Exports the preprocessing workflow and model in the format required by Triton server:**

NVTabular’s export_tensorflow_ensemble() function enables us to create model files and config files to be served to Triton Inference Server.

import nvtabular as nvt
workflow = nvt.Workflow.load('workflow_etl')
from nvtabular.inference.triton import export_tensorflow_ensemble
export_tensorflow_ensemble(
    model,
    workflow,
    name="t4r_tf",
    model_path='/workspace/TF4Rec/models/tf/',
    label_columns=[],
    sparse_max=sparse_features_max
)
/nvtabular/nvtabular/inference/triton/ensemble.py:80: UserWarning: TF model expects int64 for column category-list_seq, but workflow  is producing type list. Overriding dtype in NVTabular workflow.
  warnings.warn(
/nvtabular/nvtabular/inference/triton/ensemble.py:80: UserWarning: TF model expects float32 for column et_dayofweek_sin-list_seq, but workflow  is producing type list. Overriding dtype in NVTabular workflow.
  warnings.warn(
/nvtabular/nvtabular/inference/triton/ensemble.py:80: UserWarning: TF model expects int64 for column item_id-list_seq, but workflow  is producing type list. Overriding dtype in NVTabular workflow.
  warnings.warn(
/nvtabular/nvtabular/inference/triton/ensemble.py:80: UserWarning: TF model expects float32 for column product_recency_days_log_norm-list_seq, but workflow  is producing type list. Overriding dtype in NVTabular workflow.
  warnings.warn(
/nvtabular/nvtabular/inference/triton/ensemble.py:279: UserWarning: Column session_id is being generated by NVTabular workflow  but is unused in t4r_tf_tf model
  warnings.warn(
/nvtabular/nvtabular/inference/triton/ensemble.py:279: UserWarning: Column item_id-count is being generated by NVTabular workflow  but is unused in t4r_tf_tf model
  warnings.warn(
/nvtabular/nvtabular/inference/triton/ensemble.py:279: UserWarning: Column day_index is being generated by NVTabular workflow  but is unused in t4r_tf_tf model
  warnings.warn(

4. Serving Ensemble Model to the Triton Inference Server

NVIDIA Triton Inference Server (TIS) simplifies the deployment of AI models at scale in production. TIS provides a cloud and edge inferencing solution optimized for both CPUs and GPUs. It supports a number of different machine learning frameworks such as TensorFlow and PyTorch.

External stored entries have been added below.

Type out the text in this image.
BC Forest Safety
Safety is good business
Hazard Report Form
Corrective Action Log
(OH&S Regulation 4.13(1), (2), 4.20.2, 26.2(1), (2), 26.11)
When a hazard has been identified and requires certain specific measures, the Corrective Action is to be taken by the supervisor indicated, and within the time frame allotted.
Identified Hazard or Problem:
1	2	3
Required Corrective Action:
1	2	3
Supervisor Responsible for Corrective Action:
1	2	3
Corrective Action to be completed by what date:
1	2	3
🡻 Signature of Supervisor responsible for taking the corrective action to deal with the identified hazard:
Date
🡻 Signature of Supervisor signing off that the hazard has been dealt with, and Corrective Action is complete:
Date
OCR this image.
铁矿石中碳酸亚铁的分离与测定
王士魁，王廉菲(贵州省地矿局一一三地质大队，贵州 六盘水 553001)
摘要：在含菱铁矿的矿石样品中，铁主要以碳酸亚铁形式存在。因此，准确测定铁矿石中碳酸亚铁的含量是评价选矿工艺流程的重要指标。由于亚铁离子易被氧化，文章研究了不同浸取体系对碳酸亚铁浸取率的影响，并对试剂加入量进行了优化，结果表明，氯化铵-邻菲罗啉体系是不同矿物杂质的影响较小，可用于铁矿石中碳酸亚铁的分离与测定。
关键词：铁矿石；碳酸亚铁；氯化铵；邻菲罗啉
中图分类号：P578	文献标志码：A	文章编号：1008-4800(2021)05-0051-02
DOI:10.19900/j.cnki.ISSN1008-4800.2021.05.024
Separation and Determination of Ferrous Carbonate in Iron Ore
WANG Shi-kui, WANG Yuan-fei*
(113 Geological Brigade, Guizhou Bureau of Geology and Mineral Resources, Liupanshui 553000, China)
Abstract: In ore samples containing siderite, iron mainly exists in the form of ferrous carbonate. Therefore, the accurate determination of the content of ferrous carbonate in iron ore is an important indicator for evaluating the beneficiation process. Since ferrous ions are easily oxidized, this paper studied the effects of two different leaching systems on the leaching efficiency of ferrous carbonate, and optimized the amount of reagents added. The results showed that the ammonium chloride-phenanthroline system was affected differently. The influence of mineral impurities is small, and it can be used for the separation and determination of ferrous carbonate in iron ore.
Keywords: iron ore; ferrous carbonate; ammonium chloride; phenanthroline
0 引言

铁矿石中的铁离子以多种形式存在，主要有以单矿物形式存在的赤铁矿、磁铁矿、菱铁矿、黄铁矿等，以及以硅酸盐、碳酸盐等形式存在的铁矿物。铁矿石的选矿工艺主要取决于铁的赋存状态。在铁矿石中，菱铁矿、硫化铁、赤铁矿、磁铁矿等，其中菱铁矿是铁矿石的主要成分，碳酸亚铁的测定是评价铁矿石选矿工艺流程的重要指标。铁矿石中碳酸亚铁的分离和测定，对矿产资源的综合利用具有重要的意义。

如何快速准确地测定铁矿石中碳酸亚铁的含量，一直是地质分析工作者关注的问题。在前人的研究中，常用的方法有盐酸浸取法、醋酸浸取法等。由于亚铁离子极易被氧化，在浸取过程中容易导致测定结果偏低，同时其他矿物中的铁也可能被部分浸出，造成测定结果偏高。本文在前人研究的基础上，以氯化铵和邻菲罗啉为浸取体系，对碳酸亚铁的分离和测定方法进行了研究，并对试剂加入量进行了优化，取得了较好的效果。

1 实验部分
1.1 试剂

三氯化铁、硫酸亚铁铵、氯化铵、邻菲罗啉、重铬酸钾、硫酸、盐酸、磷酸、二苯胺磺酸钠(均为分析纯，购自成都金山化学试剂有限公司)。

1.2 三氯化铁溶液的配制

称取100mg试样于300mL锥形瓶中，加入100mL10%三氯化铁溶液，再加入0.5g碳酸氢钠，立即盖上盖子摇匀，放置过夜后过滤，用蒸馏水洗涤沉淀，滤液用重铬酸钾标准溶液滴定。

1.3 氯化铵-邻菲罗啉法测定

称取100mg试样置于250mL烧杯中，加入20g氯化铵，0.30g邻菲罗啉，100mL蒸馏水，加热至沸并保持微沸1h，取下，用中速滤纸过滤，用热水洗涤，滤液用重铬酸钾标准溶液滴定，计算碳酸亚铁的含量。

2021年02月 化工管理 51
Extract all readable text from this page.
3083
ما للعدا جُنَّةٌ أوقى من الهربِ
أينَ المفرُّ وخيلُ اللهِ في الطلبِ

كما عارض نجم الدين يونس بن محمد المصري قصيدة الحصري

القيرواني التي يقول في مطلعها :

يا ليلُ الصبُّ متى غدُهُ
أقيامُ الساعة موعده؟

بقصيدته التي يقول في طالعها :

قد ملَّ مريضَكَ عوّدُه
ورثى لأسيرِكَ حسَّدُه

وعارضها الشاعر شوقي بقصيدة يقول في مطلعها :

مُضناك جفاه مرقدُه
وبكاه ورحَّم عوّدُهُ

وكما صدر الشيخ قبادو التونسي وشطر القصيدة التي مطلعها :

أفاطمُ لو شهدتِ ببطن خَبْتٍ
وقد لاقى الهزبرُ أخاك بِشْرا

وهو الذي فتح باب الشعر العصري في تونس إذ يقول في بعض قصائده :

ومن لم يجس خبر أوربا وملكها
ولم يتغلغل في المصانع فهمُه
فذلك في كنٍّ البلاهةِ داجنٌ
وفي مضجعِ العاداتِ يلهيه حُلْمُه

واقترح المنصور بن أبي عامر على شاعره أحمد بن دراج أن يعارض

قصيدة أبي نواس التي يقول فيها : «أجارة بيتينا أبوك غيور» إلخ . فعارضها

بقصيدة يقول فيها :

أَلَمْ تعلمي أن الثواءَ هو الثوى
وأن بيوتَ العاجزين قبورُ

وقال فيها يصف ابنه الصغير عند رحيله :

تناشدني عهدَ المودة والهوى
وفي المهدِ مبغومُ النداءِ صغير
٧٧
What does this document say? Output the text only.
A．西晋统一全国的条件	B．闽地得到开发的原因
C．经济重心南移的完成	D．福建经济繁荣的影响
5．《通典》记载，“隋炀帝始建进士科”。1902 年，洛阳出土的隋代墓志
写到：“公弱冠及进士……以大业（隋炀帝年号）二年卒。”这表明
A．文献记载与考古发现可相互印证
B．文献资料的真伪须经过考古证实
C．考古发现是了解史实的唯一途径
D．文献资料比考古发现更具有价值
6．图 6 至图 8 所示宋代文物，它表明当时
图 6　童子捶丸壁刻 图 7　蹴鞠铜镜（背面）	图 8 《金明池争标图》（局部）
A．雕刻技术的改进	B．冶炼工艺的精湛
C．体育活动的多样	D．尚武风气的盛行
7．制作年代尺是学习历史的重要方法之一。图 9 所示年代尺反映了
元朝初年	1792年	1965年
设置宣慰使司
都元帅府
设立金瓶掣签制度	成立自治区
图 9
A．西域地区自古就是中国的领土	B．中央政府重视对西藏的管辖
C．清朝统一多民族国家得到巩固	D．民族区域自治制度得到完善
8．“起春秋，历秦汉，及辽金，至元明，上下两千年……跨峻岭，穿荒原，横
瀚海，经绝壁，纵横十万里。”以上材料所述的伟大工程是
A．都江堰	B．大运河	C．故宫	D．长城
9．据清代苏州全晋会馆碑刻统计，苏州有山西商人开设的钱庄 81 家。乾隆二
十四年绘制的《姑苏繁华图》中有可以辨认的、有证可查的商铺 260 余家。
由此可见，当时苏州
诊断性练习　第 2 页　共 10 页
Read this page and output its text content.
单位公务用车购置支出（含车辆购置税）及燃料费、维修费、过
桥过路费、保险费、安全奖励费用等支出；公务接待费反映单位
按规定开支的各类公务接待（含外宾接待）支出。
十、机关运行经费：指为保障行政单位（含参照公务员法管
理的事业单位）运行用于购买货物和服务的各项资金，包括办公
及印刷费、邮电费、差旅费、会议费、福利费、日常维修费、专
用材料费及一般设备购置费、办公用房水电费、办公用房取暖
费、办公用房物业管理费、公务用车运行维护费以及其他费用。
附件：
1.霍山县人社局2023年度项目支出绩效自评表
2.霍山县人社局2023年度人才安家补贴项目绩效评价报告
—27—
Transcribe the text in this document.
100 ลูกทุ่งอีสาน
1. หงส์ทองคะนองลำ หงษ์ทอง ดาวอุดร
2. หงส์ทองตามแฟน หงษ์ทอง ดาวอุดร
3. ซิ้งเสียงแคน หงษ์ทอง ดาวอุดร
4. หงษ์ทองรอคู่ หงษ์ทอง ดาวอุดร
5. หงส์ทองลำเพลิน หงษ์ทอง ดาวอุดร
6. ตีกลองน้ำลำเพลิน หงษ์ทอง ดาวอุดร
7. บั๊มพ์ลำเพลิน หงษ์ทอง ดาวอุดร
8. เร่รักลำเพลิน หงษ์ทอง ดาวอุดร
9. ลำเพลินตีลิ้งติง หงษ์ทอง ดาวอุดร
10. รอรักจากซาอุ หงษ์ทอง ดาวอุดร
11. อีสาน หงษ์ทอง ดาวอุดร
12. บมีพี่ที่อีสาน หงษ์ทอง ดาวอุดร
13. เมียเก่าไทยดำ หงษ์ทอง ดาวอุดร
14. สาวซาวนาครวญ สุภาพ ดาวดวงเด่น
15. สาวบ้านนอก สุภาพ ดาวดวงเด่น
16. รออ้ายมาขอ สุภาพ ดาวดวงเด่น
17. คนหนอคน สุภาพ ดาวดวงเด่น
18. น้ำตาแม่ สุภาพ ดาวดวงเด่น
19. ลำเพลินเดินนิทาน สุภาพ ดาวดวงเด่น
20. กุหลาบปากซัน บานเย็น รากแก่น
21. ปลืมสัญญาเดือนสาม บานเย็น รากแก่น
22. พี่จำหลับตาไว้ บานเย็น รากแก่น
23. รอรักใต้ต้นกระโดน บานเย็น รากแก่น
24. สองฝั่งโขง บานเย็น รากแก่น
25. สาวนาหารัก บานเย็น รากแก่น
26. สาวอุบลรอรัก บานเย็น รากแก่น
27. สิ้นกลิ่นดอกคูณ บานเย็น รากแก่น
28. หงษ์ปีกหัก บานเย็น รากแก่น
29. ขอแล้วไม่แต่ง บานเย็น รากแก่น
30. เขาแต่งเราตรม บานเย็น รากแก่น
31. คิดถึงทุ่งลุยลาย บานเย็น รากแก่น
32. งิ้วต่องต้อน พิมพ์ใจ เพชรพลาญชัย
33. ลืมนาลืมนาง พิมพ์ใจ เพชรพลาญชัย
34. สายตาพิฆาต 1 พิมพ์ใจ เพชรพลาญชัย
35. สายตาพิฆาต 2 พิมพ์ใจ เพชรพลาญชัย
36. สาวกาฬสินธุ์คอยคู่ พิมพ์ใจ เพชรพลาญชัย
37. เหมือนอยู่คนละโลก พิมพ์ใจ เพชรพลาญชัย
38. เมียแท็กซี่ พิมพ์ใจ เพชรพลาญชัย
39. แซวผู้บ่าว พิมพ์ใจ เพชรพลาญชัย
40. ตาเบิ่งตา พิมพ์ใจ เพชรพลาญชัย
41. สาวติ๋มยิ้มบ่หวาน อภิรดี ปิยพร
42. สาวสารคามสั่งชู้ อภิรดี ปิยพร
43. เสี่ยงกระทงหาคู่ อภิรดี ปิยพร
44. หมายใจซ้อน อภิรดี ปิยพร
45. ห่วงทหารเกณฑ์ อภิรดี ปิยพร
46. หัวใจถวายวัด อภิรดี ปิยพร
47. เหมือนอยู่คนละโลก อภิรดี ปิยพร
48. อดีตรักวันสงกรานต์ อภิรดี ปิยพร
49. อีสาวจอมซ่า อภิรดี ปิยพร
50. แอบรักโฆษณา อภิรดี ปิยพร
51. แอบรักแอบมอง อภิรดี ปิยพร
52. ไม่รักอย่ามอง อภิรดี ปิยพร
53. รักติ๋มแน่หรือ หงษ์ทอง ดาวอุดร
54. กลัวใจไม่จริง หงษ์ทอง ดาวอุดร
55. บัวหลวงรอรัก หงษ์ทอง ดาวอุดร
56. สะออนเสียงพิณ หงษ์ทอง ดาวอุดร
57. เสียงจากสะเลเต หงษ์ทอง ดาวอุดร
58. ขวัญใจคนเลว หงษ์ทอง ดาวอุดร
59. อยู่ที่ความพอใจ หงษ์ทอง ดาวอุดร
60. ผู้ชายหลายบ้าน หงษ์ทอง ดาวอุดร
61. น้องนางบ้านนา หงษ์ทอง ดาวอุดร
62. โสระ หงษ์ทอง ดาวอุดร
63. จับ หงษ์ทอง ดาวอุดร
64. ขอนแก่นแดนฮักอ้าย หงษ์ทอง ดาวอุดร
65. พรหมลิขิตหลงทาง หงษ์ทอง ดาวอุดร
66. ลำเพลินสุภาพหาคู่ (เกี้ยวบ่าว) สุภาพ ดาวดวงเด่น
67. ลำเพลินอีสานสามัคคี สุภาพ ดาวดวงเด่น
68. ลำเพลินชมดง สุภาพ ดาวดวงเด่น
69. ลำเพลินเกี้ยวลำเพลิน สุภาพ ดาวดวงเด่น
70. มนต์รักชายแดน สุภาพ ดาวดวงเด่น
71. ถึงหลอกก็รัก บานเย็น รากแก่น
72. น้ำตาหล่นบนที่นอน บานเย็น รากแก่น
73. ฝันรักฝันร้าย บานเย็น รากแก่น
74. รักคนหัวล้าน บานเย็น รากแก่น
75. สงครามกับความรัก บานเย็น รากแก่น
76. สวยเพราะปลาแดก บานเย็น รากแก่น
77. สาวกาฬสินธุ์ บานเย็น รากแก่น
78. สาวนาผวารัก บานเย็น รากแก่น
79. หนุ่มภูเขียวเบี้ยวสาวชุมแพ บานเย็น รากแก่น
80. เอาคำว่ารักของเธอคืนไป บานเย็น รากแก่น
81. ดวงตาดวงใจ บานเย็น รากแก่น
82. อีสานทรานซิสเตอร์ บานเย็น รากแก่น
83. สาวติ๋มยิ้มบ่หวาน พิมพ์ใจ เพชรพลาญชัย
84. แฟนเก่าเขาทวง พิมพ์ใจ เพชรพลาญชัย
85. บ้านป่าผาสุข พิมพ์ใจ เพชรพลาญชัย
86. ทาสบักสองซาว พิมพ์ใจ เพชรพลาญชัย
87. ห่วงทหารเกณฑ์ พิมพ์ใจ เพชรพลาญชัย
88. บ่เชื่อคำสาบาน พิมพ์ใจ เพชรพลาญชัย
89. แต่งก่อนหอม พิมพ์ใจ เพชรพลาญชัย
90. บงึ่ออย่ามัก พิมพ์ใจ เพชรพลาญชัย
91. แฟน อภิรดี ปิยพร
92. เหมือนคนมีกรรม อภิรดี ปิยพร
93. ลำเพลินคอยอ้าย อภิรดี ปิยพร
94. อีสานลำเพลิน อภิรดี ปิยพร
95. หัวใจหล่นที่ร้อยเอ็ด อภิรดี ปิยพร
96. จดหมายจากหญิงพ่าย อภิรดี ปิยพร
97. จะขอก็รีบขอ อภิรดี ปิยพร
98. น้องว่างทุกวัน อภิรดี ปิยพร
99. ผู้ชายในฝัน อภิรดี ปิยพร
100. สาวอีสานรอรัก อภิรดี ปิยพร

The last step of machine learning (ML)/deep learning (DL) pipeline is to deploy the ETL workflow and saved model to production. In the production setting, we want to transform the input data as done during training (ETL). We need to apply the same mean/std for continuous features and use the same categorical mapping to convert the categories to continuous integer before we use the DL model for a prediction. Therefore, we deploy the NVTabular workflow with the Tensorflow model as an ensemble model to Triton Inference. The ensemble model guarantees that the same transformation is applied to the raw inputs.

In this section, you will learn how to

  • to deploy saved NVTabular and Tensorflow models to Triton Inference Server

  • send requests for predictions and get responses.

4.1. Pull and Start Inference Container

At this point, before connecing to the Triton Server, we launch the inference docker container and then load the ensemble t4r_tf to the inference server. This is done with the scripts below:

Launch the docker container

docker run -it --gpus device=0 -p 8000:8000 -p 8001:8001 -p 8002:8002 -v <path_to_saved_models>:/workspace/models/ nvcr.io/nvidia/merlin/merlin-inference:21.11

This script will mount your local model-repository folder that includes your saved models from the previous cell to /workspace/models directory in the merlin-inference docker container.

Start triton server
After you started the merlin-inference container, you can start triton server with the command below. You need to provide correct path of the models folder.

tritonserver --model-repository=<path_to_models> --backend-config=tensorflow,version=2 --model-control-mode=explicit

Note: The model-repository path for our example is /workspace/models. The models haven’t been loaded, yet. Below, we will request the Triton server to load the saved ensemble model below.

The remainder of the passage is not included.